デプスインタビューは何人に実施すればよいですか

1つのテーマにつき5名から8名が目安です。同じ発言が繰り返し現れ、新たな発見が減った時点が一つの区切りになります。対象者の条件が絞れていれば、少人数でも十分な示唆が得られます。逆に属性がばらついていると、件数を増やしても比較ができず、傾向を読み取りにくくなります。人数よりも条件の設計が先だと考えてください。

1回の所要時間はどのくらいですか

60分から90分が一般的です。短すぎると深掘りが浅くなり、長すぎると対象者の集中が続きません。事前のガイドで時間配分を決めておくと、深掘りに使える時間を確保できます。すべての質問を消化することより、重要な論点を掘り下げることを優先し、時間内に収まらない項目は次回の設計へ回す判断も必要です。

オンラインでも実施できますか

実施できます。移動の負担がなく、対象者を集めやすい利点があります。ただし表情や間合いが読み取りにくいため、通信環境を整え、相手の反応をより丁寧に確認する姿勢が求められます。録画を残しやすく、関係者が同じ素材を見て解釈をすり合わせられる点は、対面にはない利点だといえます。

まとめ

デプスインタビューは、顧客の深層心理を捉え、事業仮説の解像度を高める手法です。ただし得られるのは定性的な示唆であり、それ自体が最終的な結論ではありません。準備で目的を定め、実施で本音を引き出し、分析で構造を抽出する。この一連の流れが、探索を検証へと確かにつなげます。
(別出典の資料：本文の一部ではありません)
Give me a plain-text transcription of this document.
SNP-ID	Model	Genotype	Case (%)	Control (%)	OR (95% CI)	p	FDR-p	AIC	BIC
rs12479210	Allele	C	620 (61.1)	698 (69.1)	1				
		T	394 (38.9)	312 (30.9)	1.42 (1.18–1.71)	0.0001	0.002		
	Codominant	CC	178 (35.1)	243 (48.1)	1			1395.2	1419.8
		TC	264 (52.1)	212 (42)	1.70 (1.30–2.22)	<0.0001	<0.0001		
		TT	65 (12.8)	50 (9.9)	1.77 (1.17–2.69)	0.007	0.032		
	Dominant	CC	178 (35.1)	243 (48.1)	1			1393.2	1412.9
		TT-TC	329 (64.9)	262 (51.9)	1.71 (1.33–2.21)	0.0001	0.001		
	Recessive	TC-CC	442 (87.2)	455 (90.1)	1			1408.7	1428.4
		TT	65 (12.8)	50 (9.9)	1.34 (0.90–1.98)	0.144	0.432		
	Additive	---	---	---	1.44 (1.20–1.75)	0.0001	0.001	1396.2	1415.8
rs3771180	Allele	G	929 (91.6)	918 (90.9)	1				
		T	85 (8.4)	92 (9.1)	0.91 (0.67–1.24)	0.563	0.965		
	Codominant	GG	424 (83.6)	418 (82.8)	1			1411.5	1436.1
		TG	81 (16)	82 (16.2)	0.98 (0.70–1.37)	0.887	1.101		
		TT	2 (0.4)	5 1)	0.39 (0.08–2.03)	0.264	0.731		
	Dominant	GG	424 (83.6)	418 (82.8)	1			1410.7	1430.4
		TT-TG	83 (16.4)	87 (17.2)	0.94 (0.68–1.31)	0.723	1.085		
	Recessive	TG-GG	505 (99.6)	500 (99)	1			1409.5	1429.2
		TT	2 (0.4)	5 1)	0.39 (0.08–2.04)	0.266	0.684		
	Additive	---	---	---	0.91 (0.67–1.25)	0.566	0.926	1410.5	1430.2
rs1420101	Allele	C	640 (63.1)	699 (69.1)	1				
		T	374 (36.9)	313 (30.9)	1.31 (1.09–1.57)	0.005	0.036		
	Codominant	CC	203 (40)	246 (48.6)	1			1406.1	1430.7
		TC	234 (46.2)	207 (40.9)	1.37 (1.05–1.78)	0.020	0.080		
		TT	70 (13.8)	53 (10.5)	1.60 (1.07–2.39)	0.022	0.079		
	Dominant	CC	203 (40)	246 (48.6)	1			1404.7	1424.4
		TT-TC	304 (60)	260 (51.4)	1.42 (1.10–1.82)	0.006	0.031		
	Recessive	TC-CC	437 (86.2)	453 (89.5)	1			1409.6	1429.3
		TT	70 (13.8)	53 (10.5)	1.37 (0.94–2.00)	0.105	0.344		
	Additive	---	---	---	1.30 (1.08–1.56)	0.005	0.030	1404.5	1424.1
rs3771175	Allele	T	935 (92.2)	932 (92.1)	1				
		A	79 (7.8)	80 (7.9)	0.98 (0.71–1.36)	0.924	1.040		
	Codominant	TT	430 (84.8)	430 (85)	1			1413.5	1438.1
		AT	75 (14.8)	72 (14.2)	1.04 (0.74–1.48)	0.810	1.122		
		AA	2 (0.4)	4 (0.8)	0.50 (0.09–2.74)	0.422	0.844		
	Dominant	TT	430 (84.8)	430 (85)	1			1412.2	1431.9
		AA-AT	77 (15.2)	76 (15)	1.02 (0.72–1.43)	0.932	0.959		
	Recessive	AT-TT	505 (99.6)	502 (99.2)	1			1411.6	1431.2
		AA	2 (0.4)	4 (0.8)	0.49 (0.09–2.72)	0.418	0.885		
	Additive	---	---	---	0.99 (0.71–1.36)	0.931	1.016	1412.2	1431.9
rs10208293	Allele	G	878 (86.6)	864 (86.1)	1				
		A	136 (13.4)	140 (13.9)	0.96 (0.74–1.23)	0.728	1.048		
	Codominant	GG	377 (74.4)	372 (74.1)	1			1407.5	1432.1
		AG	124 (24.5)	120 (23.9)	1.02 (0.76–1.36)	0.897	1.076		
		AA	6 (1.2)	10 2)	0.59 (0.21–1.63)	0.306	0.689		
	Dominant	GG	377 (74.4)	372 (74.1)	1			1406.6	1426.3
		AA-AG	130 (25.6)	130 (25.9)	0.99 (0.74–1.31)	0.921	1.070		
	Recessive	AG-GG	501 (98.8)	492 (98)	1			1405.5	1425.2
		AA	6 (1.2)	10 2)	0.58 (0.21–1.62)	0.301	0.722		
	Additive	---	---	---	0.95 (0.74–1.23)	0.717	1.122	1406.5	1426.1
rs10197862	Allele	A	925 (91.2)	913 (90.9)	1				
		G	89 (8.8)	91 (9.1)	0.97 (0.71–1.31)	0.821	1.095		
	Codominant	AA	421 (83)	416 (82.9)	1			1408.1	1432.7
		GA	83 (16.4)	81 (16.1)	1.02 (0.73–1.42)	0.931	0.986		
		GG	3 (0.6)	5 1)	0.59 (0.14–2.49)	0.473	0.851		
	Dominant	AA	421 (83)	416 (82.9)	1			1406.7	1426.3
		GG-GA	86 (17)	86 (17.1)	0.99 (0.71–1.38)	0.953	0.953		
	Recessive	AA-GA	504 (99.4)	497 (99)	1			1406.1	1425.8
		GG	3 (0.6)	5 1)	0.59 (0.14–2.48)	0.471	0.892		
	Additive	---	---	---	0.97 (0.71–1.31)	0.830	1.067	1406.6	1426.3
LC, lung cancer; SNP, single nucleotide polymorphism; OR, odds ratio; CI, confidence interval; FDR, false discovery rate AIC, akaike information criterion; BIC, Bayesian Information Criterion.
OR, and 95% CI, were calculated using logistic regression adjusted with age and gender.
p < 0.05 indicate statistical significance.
実務での要点は、聞き手が話しすぎないこと、事実から解釈へ順に進めること、そして少数の意見を一般化しないことの3つです。いずれも技術というより規律の問題であり、型として共有すれば担当者が替わっても質は保たれます。

数字の背後にある文脈を、組織の共通認識として持てるかどうか。そこが、不確実性の高い領域で判断を下せる組織とそうでない組織を分けていきます。